A roofing company owner sat across from me last month and said he was ready for AI. He had budget set aside. His team was on board. He had already narrowed it down to two platforms.
I asked him what problem he was solving. He paused. Then he said he wanted to be more efficient.
That is not a problem. That is a wish. You cannot point AI at “more efficient” any more than you can hand a contractor a check and say “make it better.”
The businesses that actually get value from AI do not start with enthusiasm or budget. They start with clarity about what is broken and whether the work underneath the tool is even finished. Most businesses are not there yet. Not because they are behind. Because the foundations have not been set.
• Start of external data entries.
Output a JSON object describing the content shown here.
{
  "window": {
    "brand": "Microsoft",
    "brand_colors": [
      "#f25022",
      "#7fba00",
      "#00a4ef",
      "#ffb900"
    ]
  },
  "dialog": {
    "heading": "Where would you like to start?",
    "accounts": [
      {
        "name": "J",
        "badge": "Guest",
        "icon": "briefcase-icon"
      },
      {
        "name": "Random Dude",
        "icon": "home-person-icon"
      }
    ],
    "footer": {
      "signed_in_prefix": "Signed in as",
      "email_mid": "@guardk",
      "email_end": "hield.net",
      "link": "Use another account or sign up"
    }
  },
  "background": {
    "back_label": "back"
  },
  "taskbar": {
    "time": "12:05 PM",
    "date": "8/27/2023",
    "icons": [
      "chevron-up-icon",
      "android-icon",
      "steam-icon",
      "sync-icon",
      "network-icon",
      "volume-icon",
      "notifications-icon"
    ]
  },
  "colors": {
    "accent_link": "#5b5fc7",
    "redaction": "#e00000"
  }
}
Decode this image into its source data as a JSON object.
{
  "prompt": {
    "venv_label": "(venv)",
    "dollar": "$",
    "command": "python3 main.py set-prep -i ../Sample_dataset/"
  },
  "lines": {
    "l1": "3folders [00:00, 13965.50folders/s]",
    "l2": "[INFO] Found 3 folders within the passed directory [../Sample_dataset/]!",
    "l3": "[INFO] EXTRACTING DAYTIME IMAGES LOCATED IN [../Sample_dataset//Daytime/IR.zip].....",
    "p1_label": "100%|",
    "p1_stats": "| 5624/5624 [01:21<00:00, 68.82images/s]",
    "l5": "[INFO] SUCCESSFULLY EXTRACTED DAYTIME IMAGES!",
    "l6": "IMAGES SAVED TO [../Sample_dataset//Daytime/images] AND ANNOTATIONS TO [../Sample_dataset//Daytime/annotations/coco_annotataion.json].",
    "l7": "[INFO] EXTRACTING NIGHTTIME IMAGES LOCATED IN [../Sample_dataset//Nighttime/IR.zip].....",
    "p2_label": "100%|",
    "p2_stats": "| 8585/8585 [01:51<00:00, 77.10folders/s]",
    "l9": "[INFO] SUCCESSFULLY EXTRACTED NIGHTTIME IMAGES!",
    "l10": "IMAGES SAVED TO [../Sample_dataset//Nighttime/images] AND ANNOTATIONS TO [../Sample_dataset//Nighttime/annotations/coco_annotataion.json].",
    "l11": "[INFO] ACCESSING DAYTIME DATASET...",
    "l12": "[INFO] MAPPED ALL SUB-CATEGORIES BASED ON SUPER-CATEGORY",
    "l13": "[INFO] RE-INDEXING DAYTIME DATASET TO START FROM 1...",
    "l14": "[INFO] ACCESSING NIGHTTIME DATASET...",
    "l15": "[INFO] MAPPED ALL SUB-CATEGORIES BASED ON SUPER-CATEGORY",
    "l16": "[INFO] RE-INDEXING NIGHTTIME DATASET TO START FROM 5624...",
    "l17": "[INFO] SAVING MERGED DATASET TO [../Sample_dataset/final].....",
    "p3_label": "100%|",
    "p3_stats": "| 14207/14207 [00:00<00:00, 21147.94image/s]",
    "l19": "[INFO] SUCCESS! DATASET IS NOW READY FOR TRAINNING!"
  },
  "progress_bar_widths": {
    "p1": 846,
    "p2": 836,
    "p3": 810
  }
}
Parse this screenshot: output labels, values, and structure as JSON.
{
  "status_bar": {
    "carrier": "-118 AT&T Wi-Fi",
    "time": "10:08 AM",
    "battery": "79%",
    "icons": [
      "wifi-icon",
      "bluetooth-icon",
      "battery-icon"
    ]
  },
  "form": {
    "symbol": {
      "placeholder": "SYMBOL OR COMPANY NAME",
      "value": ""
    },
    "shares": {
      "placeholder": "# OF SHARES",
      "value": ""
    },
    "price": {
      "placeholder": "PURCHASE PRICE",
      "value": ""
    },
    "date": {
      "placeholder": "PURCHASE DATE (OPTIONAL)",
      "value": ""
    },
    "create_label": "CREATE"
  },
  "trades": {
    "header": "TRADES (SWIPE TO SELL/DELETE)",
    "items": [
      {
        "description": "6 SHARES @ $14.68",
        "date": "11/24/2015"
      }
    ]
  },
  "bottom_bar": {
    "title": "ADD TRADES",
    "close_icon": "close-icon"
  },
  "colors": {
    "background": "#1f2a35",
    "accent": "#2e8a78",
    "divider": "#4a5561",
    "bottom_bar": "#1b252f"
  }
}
Here are five that matter.
- Can you name one specific task that repeats every week and costs you time every time it runs.
Not a department. Not a goal. One task. If you cannot name it in a single sentence, you are not ready to fix it. The roofing company owner eventually landed on permit application tracking. His office manager spent six hours a week following up with municipal offices on status updates. That was specific. That was real. That was worth fixing.
- What happens in six months if you do not fix it.
If the honest answer is “nothing much,” it is not your starting point. The tasks worth fixing are the ones bleeding time or money on a schedule. They compound and they do not go away on their own. If your answer is “we lose another admin” or “we keep missing follow-ups that cost us jobs,” now you have urgency attached to a real outcome.
- Does this task run the same way every time, or does it change depending on who does it.
AI works best on consistent, repeatable work. If every person on your team handles the task differently, you do not have an automation problem. You have a process problem. Fix the process first.
- Where does the information live that this task depends on.
If the answer is “in someone’s head” or “scattered across emails and texts,” you are not ready. AI needs structured input. It means the information has to live somewhere accessible and consistent. If it does not, that is your first project.
- Who owns the decision to change how this task works.
If you cannot name one person with the authority and willingness to make the change, nothing will move. Tools do not drive adoption. People do.
These five questions are not a quiz. There is no score. They are a mirror. If you can answer all five clearly, you have a real starting point and a reason to move forward. If you cannot, that is not failure. That is useful information. It tells you exactly what to work on before you spend anything.
The money is not wasted on bad tools. It is wasted on skipped questions.